L'art dionysiaque ou dionysien reçoit la fonction de délivrer l'homme aussi bien de la connaissance purement rationnelle, que de l'action et de la souffrance. La volonté d'illusion acquiert plus de valeur dans le sens dionysien dirigé vers le profond et l'originel que la volonté de vérité dans son sens courant. Et, finalement, l'art chargé de vérité radicale remplace la vérité rationnelle admise depuis Socrate et qui n'est que superficielle. Pour Nietzsche, il y a coïncidence entre l'art tragique et ce qu'il appelle l' "orgiasme suprême de la musique". Mais cette musique, non apollinienne, mais dionysienne, ignore peinture, description et figuration. Elle relève de la vision d'un dieu "contuitif", c'est-à-dire qui permet de contempler de toute éternité, comme le voulait Héraclite, la leçon de la loi dans le devenir et celle du jeu dans la nécessité.

 

Nietzsche impose le concept de "sagesse dionysienne" . Un exemple de "sagesse dionysienne" est le crime de Prométhée débouchant sur le don le plus précieux. A l'opposé de la "sagesse dionysienne", règne la "sagesse apollinienne" qui constitue, pour ainsi dire, sa symétrique, mais non sa contradictoire. Ainsi, la tragédie procède de la "sagesse dionysienne" : elle relève d'une civilisation qui ose affronter la cruauté et l'âpreté de l'existence. Il n'en demeure pas moins que le dionysisme est en soi dévastateur. Dans la théogonie, après l'époque olympienne - celle-ci succédant l'époque titanesque - le culte dionysiaque, venant selon Hérodote de la tribu des Satrai en Thrace, faisait renaître en Grèce la violence supposée avoir été propre aux temps archaïques.
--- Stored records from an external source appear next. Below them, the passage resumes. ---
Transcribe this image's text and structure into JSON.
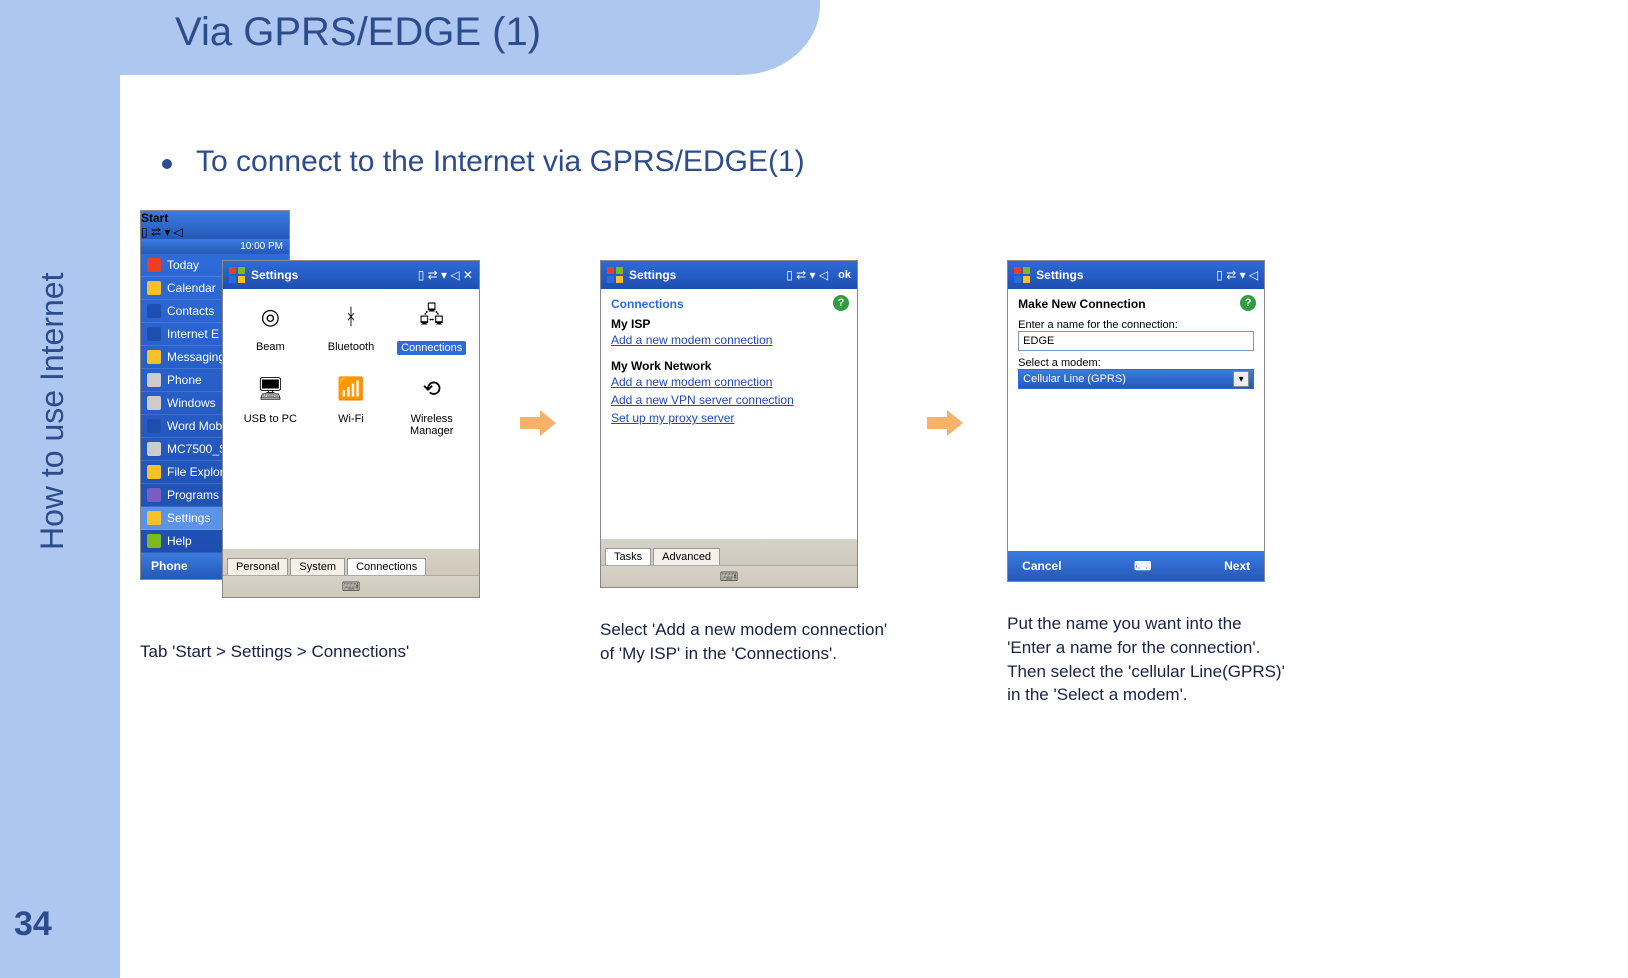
{
  "slide": {
    "title": "Via GPRS/EDGE (1)",
    "side_title": "How to use Internet",
    "page_number": "34",
    "bullet": "To connect to the Internet via GPRS/EDGE(1)"
  },
  "captions": {
    "c1": "Tab 'Start > Settings > Connections'",
    "c2_l1": "Select 'Add a new modem connection'",
    "c2_l2": "of 'My ISP' in the 'Connections'.",
    "c3_l1": "Put the name you want into the",
    "c3_l2": " 'Enter a name for the connection'.",
    "c3_l3": "Then select the 'cellular Line(GPRS)'",
    "c3_l4": "in the 'Select a modem'."
  },
  "shot1": {
    "start_title": "Start",
    "time": "10:00 PM",
    "menu": [
      "Today",
      "Calendar",
      "Contacts",
      "Internet E",
      "Messaging",
      "Phone",
      "Windows",
      "Word Mob",
      "MC7500_S",
      "File Explor",
      "Programs",
      "Settings",
      "Help"
    ],
    "phone": "Phone",
    "settings_title": "Settings",
    "icons": [
      {
        "label": "Beam",
        "glyph": "◎"
      },
      {
        "label": "Bluetooth",
        "glyph": "ᚼ"
      },
      {
        "label": "Connections",
        "glyph": "🖧",
        "sel": true
      },
      {
        "label": "USB to PC",
        "glyph": "🖥"
      },
      {
        "label": "Wi-Fi",
        "glyph": "📶"
      },
      {
        "label": "Wireless Manager",
        "glyph": "⟲"
      }
    ],
    "tabs": [
      "Personal",
      "System",
      "Connections"
    ]
  },
  "shot2": {
    "title": "Settings",
    "ok": "ok",
    "section": "Connections",
    "myisp": "My ISP",
    "myisp_link": "Add a new modem connection",
    "mywork": "My Work Network",
    "work_links": [
      "Add a new modem connection",
      "Add a new VPN server connection",
      "Set up my proxy server"
    ],
    "tabs": [
      "Tasks",
      "Advanced"
    ]
  },
  "shot3": {
    "title": "Settings",
    "section": "Make New Connection",
    "name_label": "Enter a name for the connection:",
    "name_value": "EDGE",
    "modem_label": "Select a modem:",
    "modem_value": "Cellular Line (GPRS)",
    "cancel": "Cancel",
    "next": "Next"
  }
}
En effet, les Titans jouent, dans la psyché hellénique, la partition de la démesure, et représentent désormais l'extrême de la démesure.

La théogonie des Titans expose le règne d'une famille de divinités qui dominèrent par la violence. Ils furent jetés dans le Tartare par Zeus. Avec l'introduction du dionysisme, les Grecs vivaient à nouveau cette démesure titanique qu'ils rejetaient. Toutefois, Dionysos était aussi essentiellement pour eux, d'après Nietzsche, le repère de la profondeur, invisible mais présente. Ainsi, la démesure n'est autre que la nature déchaînée dans la joie et la douleur, mais aussi bien dans une connaissance qui peut être une véritable épreuve. La démesure est vécue par le "choeur démoniaque des voix du peuple" qui fait d'elle une présence illimitée, entraînante, à laquelle s'oppose une autre présence, atténuée, discrète, celle de la mesure, à travers la psalmodie et les accords de l'artiste apollinien.

Mais la démesure reçoit sa sanction : Prométhée est puni de son trop grand amour des hommes. Œdipe se trouve entraîné à commettre des forfaits : il tue son père et sa mère. Homère en fait le roi de Thèbes, mais le destin déjoue le cours des existences. Dans l'inconscience qui était celle d'Œdipe, il était possible de plonger dans la démesure. N'est-ce pas le sort du héros tragique ? Le héros tragique reste et demeure Dionysos sous les apparences les plus diverses. Quand il n'y avait aucun personnage sur scène, et que la tragédie n'était encore constituée que de son noyau, Dionysos était le seul héros de la scène et même l'unique personnage, mais invisible. Avec la création d'un, de deux, de trois personnages et plus, le héros tragique demeure toujours Dionysos, derrière l'apparence des personnages. Le personnage de Faust est, avec celui d'Hamlet, le symbole de l'homme moderne, par opposition à l'homme antique. D'ailleurs, il subsiste, selon Nietzsche, l'alternative pour l'Allemand son contemporain, mais aussi bien pour tout homme moderne, d'être soit un Faust, soit un simple philistin. Nietzsche exprime ce que signifie Faust : c'est la pensée tragique de l'homme moderne qui se serait perdu par l'aiguillon du savoir et du pouvoir conjugués.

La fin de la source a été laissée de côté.